The good news is that this will not leave Niccolo Canepa, Ducati's promising young test rider, out of a job. The same paper is also reporting that the young Italian will be a team mate to Sete Gibernau in the Grupo Francisco Hernando team, better known as Onde 2000 in the 125 and 250 classes, run by the Nieto cousins. Despite the global recession, money is still no object for the GFH team, the personal project of Francisco "El Pocero" Hernando, a Spanish property tycoon whose career has been surrounded by allegations of corruption: From the very beginning of the project, "Paco" Hernando had wanted to field a two-bike team, stating that he was willing to make the budget available.

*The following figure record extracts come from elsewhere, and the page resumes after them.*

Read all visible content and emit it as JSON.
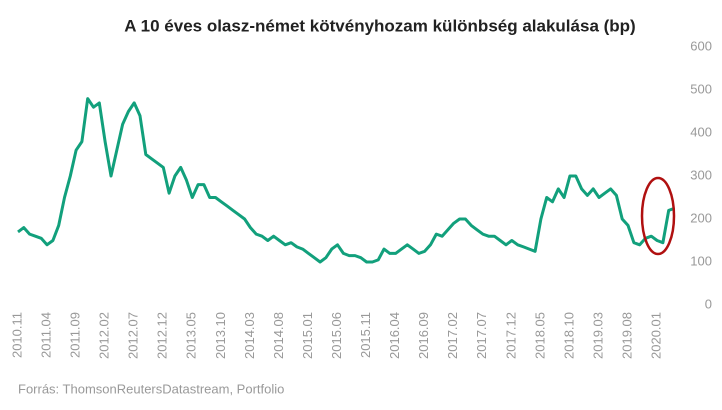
{
  "chart_data": {
    "type": "line",
    "title": "A 10 éves olasz-német kötvényhozam különbség alakulása (bp)",
    "source": "Forrás: ThomsonReutersDatastream, Portfolio",
    "x": [
      "2010.11",
      "2010.12",
      "2011.01",
      "2011.02",
      "2011.03",
      "2011.04",
      "2011.05",
      "2011.06",
      "2011.07",
      "2011.08",
      "2011.09",
      "2011.10",
      "2011.11",
      "2011.12",
      "2012.01",
      "2012.02",
      "2012.03",
      "2012.04",
      "2012.05",
      "2012.06",
      "2012.07",
      "2012.08",
      "2012.09",
      "2012.10",
      "2012.11",
      "2012.12",
      "2013.01",
      "2013.02",
      "2013.03",
      "2013.04",
      "2013.05",
      "2013.06",
      "2013.07",
      "2013.08",
      "2013.09",
      "2013.10",
      "2013.11",
      "2013.12",
      "2014.01",
      "2014.02",
      "2014.03",
      "2014.04",
      "2014.05",
      "2014.06",
      "2014.07",
      "2014.08",
      "2014.09",
      "2014.10",
      "2014.11",
      "2014.12",
      "2015.01",
      "2015.02",
      "2015.03",
      "2015.04",
      "2015.05",
      "2015.06",
      "2015.07",
      "2015.08",
      "2015.09",
      "2015.10",
      "2015.11",
      "2015.12",
      "2016.01",
      "2016.02",
      "2016.03",
      "2016.04",
      "2016.05",
      "2016.06",
      "2016.07",
      "2016.08",
      "2016.09",
      "2016.10",
      "2016.11",
      "2016.12",
      "2017.01",
      "2017.02",
      "2017.03",
      "2017.04",
      "2017.05",
      "2017.06",
      "2017.07",
      "2017.08",
      "2017.09",
      "2017.10",
      "2017.11",
      "2017.12",
      "2018.01",
      "2018.02",
      "2018.03",
      "2018.04",
      "2018.05",
      "2018.06",
      "2018.07",
      "2018.08",
      "2018.09",
      "2018.10",
      "2018.11",
      "2018.12",
      "2019.01",
      "2019.02",
      "2019.03",
      "2019.04",
      "2019.05",
      "2019.06",
      "2019.07",
      "2019.08",
      "2019.09",
      "2019.10",
      "2019.11",
      "2019.12",
      "2020.01",
      "2020.02",
      "2020.03",
      "2020.04"
    ],
    "values": [
      170,
      180,
      165,
      160,
      155,
      140,
      150,
      185,
      250,
      300,
      360,
      380,
      480,
      460,
      470,
      380,
      300,
      360,
      420,
      450,
      470,
      440,
      350,
      340,
      330,
      320,
      260,
      300,
      320,
      290,
      250,
      280,
      280,
      250,
      250,
      240,
      230,
      220,
      210,
      200,
      180,
      165,
      160,
      150,
      160,
      150,
      140,
      145,
      135,
      130,
      120,
      110,
      100,
      110,
      130,
      140,
      120,
      115,
      115,
      110,
      100,
      100,
      105,
      130,
      120,
      120,
      130,
      140,
      130,
      120,
      125,
      140,
      165,
      160,
      175,
      190,
      200,
      200,
      185,
      175,
      165,
      160,
      160,
      150,
      140,
      150,
      140,
      135,
      130,
      125,
      200,
      250,
      240,
      270,
      250,
      300,
      300,
      270,
      255,
      270,
      250,
      260,
      270,
      255,
      200,
      185,
      145,
      140,
      155,
      160,
      150,
      145,
      220,
      225
    ],
    "color": "#12a07c",
    "xticks": [
      "2010.11",
      "2011.04",
      "2011.09",
      "2012.02",
      "2012.07",
      "2012.12",
      "2013.05",
      "2013.10",
      "2014.03",
      "2014.08",
      "2015.01",
      "2015.06",
      "2015.11",
      "2016.04",
      "2016.09",
      "2017.02",
      "2017.07",
      "2017.12",
      "2018.05",
      "2018.10",
      "2019.03",
      "2019.08",
      "2020.01"
    ],
    "ylim": [
      0,
      600
    ],
    "yticks": [
      0,
      100,
      200,
      300,
      400,
      500,
      600
    ],
    "grid": false
  }
}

The withdrawal of Kawasaki from MotoGP - which Ian Wheeler, the team's press officer has told Motorsport-Total.com that he knows nothing about - is likely to blow the MotoGP riders market completely open once again. With the MotoGP merry-go-round seemingly all done and dusted before the end of the season, the sudden availability of two big name riders is likely to have satellite team managers consulting their lawyers.
Of the Kawasaki pairing of John Hopkins and Marco Melandri, Hopper is likely to be the name most in demand. Hopkins is the rider carrying the Monster Energy sponsorship, and with Kawasaki out, Monster's budget is likely to go to whoever signs the American. And in a time of hardship, that money will be very welcome indeed.
The most probable casualty of the Hopkins / Monster duo is Colin Edwards. The Texan's position in the Tech 3 Yamaha squad had already become less certain after Bridgestone were awarded the single tire contract for MotoGP. Edwards has been closely associated with Michelin for a very long time, and was their lead development rider in MotoGP until their forced withdrawal. With the tire development role gone, along with the Michelin money which was said to be funding Tech 3, Herve Poncharal may feel that Hopkins and his Monster millions are a far more attractive proposition.
The problem for Poncharal is that Edwards is not in the employ of the Tech 3 Yamaha team, but has a contract with Yamaha directly. Consequently, Poncharal has less control over the hiring and firing of the Texan than he may wish. And with Yamaha seats in the other major racing series all filled, it may prove difficult to convince Edwards to move elsewhere.